Temper-Then-Tilt: Principled Unlearning for Generative Models through Tempering and Classifier Guidance
Jacob L. Block, Mehryar Mohri, Aryan Mokhtari, Sanjay Shakkottai
TL;DR
This work reframes unlearning in generative models as distribution correction via density-ratio estimation, modeling the data as a mixture $p(z)=(1-\gamma)p_r(z)+\gamma p_f(z)$. It shows that classical classifier-guided tilting can leak forget-set information when $p_f$ is sharply concentrated, and introduces Temper-Then-Tilt Unlearning (T3-Unlearning) that first temper the base distribution by a factor $p(z)^{1/T}$ and then tilt with a learned classifier ${\hat f}$, yielding $\hat p^{(T)}_r(z) \propto p(z)^{1/T} \hat f(z)$. The paper proves finite-sample guarantees linking classifier excess risk $\delta$ to Retain and Forget Errors, showing tempered estimation reduces Forget-Error scaling from linear in $\|p_f\|_\infty$ to $\|p_f\|_\infty^{1/T}$ plus a tempering bias, at the cost of a tempered Retain-Error bias. Empirically, on the TOFU benchmark with Llama 3.1 8B, T3-Unlearning outperforms baselines in forget quality while maintaining high generative utility, and achieves this with a tiny fraction of trainable parameters and faster runtimes. Overall, the approach provides principled, efficient unlearning with provable guarantees and strong practical performance for large language models.
Abstract
We study machine unlearning in large generative models by framing the task as density ratio estimation to a target distribution rather than supervised fine-tuning. While classifier guidance is a standard approach for approximating this ratio and can succeed in general, we show it can fail to faithfully unlearn with finite samples when the forget set represents a sharp, concentrated data distribution. To address this, we introduce Temper-Then-Tilt Unlearning (T3-Unlearning), which freezes the base model and applies a two-step inference procedure: (i) tempering the base distribution to flatten high-confidence spikes, and (ii) tilting the tempered distribution using a lightweight classifier trained to distinguish retain from forget samples.

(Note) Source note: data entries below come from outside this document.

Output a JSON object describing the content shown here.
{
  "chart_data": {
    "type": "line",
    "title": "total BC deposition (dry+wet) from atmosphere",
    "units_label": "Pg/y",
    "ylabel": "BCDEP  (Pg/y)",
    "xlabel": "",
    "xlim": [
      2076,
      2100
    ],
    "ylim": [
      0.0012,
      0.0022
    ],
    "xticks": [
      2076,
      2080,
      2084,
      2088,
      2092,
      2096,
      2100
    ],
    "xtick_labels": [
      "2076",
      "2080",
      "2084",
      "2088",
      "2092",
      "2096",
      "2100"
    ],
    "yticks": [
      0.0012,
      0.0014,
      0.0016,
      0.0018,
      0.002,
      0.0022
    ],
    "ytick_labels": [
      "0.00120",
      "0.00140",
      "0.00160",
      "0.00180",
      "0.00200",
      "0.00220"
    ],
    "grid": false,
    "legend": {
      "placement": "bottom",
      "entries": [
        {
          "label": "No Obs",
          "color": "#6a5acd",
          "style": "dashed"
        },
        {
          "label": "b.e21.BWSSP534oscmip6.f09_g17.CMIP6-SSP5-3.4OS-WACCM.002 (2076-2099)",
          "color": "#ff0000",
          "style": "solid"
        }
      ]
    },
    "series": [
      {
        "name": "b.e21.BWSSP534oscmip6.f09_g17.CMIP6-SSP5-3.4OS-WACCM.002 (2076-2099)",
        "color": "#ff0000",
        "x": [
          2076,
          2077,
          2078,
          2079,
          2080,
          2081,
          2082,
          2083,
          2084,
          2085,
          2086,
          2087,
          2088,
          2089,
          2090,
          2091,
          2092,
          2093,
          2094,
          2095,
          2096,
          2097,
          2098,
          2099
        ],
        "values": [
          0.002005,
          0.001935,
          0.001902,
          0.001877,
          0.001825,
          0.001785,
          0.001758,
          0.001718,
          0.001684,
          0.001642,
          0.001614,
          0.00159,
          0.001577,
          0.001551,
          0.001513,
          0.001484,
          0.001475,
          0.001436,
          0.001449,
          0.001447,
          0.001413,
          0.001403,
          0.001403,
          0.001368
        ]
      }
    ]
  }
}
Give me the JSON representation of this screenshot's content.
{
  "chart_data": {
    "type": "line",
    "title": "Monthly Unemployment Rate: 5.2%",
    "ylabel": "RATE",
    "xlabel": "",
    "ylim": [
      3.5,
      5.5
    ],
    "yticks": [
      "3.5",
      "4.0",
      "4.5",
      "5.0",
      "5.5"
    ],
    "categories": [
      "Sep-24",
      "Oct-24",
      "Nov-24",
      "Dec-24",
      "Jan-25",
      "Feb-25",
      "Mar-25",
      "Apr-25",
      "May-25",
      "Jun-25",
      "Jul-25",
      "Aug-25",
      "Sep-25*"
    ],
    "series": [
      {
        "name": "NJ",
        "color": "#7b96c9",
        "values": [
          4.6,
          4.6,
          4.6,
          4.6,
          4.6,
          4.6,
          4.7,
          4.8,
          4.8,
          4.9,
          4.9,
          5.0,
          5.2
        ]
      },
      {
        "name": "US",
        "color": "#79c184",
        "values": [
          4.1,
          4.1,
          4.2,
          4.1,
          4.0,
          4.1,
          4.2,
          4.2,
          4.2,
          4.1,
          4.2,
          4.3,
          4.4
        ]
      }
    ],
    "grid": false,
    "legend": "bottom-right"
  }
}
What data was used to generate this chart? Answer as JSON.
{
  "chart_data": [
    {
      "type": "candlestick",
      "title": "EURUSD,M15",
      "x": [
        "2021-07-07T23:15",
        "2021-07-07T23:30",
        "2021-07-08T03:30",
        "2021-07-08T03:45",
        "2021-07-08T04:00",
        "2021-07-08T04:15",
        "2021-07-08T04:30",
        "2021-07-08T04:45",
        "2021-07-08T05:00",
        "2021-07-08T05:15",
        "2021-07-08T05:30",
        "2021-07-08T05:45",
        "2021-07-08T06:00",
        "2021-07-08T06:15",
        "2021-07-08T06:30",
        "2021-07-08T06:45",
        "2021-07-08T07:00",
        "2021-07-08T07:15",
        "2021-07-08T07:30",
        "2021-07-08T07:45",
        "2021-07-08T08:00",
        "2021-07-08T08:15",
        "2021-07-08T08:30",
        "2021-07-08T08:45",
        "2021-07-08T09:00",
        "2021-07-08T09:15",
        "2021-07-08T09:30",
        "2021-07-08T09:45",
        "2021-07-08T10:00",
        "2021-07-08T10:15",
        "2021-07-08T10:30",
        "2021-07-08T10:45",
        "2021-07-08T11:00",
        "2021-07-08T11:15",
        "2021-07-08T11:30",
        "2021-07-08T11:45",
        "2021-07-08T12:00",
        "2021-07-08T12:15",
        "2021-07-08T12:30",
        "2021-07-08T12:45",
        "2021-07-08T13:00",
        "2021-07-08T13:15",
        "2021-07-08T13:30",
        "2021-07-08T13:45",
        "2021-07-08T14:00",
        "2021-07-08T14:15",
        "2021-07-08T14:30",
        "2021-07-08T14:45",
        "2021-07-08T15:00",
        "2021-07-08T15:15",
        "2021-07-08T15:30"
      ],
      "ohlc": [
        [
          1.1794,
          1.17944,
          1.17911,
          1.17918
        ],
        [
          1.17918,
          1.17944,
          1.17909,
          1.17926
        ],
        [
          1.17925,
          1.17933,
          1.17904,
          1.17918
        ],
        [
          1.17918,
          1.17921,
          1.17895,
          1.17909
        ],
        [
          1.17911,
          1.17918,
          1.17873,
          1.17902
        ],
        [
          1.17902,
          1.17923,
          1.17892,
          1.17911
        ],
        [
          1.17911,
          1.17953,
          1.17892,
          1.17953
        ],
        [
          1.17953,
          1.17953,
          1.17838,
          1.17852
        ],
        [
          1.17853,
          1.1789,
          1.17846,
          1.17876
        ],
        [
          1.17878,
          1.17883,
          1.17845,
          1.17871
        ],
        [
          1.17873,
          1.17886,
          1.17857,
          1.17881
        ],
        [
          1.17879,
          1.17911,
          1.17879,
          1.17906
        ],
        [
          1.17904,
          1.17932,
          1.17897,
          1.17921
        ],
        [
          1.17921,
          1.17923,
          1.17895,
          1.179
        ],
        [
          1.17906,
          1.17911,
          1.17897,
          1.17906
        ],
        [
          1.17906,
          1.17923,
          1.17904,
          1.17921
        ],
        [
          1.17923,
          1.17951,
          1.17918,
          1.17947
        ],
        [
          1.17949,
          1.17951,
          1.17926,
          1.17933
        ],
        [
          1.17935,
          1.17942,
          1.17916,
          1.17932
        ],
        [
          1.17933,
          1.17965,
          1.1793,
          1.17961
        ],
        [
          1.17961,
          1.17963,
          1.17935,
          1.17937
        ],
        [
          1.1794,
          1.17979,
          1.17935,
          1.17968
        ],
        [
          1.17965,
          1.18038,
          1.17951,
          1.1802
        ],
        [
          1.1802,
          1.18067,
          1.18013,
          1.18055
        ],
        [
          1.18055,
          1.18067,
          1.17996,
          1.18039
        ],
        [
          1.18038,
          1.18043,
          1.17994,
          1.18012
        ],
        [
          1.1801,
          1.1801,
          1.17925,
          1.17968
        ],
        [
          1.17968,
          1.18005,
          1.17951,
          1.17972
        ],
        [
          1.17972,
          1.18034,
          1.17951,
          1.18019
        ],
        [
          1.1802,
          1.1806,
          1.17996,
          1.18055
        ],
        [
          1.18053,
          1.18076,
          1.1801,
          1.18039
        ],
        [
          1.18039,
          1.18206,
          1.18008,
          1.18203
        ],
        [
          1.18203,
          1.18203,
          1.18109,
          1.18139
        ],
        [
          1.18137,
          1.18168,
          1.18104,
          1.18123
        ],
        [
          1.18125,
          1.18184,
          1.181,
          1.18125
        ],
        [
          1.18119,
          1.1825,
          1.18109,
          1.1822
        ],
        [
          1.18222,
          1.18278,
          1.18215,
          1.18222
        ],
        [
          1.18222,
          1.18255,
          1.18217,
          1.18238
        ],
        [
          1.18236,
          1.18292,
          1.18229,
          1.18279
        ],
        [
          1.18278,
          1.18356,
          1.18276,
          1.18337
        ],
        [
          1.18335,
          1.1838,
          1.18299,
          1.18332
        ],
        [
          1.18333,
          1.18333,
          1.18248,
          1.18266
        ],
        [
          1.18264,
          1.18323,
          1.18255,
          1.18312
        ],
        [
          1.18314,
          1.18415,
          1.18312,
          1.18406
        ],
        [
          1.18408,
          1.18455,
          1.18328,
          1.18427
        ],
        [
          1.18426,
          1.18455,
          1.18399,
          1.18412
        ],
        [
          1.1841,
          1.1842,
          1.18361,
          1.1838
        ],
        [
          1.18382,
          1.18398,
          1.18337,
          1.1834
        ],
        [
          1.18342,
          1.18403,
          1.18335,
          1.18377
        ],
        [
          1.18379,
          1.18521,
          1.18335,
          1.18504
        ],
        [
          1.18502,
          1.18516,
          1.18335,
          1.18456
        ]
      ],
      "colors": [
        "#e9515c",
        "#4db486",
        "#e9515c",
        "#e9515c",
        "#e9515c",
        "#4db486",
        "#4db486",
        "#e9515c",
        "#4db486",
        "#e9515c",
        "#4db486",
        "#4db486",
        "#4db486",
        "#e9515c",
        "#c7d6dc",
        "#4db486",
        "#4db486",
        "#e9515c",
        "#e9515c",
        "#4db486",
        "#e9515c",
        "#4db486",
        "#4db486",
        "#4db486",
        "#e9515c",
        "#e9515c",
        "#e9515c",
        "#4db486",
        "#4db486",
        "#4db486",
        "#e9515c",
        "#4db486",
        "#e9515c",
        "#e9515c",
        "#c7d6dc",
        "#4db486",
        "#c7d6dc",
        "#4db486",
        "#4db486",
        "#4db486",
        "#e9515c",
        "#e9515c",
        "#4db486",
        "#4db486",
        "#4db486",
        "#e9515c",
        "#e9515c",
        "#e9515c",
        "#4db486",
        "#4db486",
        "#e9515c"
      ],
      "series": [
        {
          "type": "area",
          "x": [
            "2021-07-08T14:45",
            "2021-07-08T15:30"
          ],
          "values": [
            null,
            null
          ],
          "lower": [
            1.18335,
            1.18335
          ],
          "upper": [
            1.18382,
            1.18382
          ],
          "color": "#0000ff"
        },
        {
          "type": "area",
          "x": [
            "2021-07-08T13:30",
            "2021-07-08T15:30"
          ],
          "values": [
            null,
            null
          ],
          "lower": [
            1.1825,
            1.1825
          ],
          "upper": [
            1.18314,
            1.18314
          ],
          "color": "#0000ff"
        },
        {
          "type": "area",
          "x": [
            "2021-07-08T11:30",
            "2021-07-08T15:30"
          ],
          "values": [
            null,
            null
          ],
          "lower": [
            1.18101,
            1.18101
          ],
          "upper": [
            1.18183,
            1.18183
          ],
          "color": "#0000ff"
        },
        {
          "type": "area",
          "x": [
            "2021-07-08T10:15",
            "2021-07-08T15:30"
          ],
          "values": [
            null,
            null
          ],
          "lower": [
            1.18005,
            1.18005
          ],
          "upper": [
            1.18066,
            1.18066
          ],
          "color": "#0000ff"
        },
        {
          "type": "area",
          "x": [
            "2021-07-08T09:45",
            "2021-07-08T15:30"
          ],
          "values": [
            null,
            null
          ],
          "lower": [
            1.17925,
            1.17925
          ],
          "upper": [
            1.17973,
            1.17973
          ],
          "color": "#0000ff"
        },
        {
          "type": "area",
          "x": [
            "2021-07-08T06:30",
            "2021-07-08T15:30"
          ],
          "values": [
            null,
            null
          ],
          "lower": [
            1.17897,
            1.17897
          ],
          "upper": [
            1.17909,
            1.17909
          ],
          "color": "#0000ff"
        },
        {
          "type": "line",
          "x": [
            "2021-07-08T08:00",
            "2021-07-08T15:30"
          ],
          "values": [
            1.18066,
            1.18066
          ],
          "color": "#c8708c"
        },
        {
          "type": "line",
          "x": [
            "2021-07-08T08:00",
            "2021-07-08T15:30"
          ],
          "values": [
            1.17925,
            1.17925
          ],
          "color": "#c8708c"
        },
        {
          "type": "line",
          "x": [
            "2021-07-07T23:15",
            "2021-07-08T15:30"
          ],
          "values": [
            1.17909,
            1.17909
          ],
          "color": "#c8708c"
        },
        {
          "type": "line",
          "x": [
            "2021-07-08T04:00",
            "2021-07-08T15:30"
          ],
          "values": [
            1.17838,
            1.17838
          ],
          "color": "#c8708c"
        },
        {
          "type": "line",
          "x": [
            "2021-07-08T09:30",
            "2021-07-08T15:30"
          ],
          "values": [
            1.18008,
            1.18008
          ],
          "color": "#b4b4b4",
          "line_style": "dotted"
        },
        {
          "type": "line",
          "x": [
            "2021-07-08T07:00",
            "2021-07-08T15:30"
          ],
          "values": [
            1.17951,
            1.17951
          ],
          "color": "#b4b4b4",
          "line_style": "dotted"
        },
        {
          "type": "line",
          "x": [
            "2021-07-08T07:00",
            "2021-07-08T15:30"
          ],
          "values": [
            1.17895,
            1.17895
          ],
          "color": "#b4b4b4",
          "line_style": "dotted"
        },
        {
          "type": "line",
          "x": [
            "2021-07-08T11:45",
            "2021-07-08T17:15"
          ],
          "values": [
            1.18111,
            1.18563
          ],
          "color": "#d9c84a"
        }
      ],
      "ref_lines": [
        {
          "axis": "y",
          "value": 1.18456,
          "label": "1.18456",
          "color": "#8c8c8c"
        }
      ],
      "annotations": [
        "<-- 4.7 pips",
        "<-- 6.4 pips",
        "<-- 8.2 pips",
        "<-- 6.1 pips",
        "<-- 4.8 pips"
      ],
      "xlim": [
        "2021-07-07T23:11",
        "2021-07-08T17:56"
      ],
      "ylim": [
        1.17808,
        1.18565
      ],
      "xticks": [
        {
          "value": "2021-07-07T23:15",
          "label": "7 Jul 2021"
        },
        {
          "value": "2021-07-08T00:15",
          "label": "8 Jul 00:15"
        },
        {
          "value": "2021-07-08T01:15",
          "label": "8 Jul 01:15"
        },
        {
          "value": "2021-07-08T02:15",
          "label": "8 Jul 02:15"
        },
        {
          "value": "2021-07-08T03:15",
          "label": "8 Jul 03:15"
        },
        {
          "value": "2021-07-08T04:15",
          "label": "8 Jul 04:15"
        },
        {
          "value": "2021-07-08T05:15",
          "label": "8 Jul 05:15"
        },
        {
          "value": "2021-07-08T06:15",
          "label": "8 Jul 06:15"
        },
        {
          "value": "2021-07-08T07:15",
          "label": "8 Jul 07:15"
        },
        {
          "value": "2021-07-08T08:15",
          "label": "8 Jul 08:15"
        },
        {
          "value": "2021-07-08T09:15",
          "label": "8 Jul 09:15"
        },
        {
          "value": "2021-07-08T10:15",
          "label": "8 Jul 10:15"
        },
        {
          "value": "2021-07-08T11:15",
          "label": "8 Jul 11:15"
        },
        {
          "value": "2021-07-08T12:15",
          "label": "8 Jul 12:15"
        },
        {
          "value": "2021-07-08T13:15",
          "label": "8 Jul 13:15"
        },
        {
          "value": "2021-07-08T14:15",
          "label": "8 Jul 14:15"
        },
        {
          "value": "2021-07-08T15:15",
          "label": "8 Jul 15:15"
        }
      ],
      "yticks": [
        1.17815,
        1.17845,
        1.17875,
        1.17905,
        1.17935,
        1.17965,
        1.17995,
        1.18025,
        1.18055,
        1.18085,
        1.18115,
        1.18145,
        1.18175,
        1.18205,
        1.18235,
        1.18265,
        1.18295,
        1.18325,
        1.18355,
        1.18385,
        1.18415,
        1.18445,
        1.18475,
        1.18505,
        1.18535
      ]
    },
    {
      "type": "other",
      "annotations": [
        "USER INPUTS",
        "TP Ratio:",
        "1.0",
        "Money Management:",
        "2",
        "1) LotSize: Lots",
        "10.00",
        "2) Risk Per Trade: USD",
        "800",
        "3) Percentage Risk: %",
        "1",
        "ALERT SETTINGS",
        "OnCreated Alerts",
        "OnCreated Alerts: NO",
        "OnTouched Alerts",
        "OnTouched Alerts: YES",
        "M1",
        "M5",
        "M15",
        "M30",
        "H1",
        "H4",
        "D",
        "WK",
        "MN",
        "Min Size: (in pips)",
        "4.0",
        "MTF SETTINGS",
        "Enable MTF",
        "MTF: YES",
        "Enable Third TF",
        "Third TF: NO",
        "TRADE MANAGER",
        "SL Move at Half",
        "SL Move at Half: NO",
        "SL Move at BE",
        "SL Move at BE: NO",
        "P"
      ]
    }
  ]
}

Our theoretical analysis provides finite-sample guarantees linking the surrogate classifier's risk to unlearning error, proving that tempering is necessary to successfully unlearn for concentrated distributions. Empirical evaluations on the TOFU benchmark show that T3-Unlearning improves forget quality and generative utility over existing baselines, while training only a fraction of the parameters with a minimal runtime.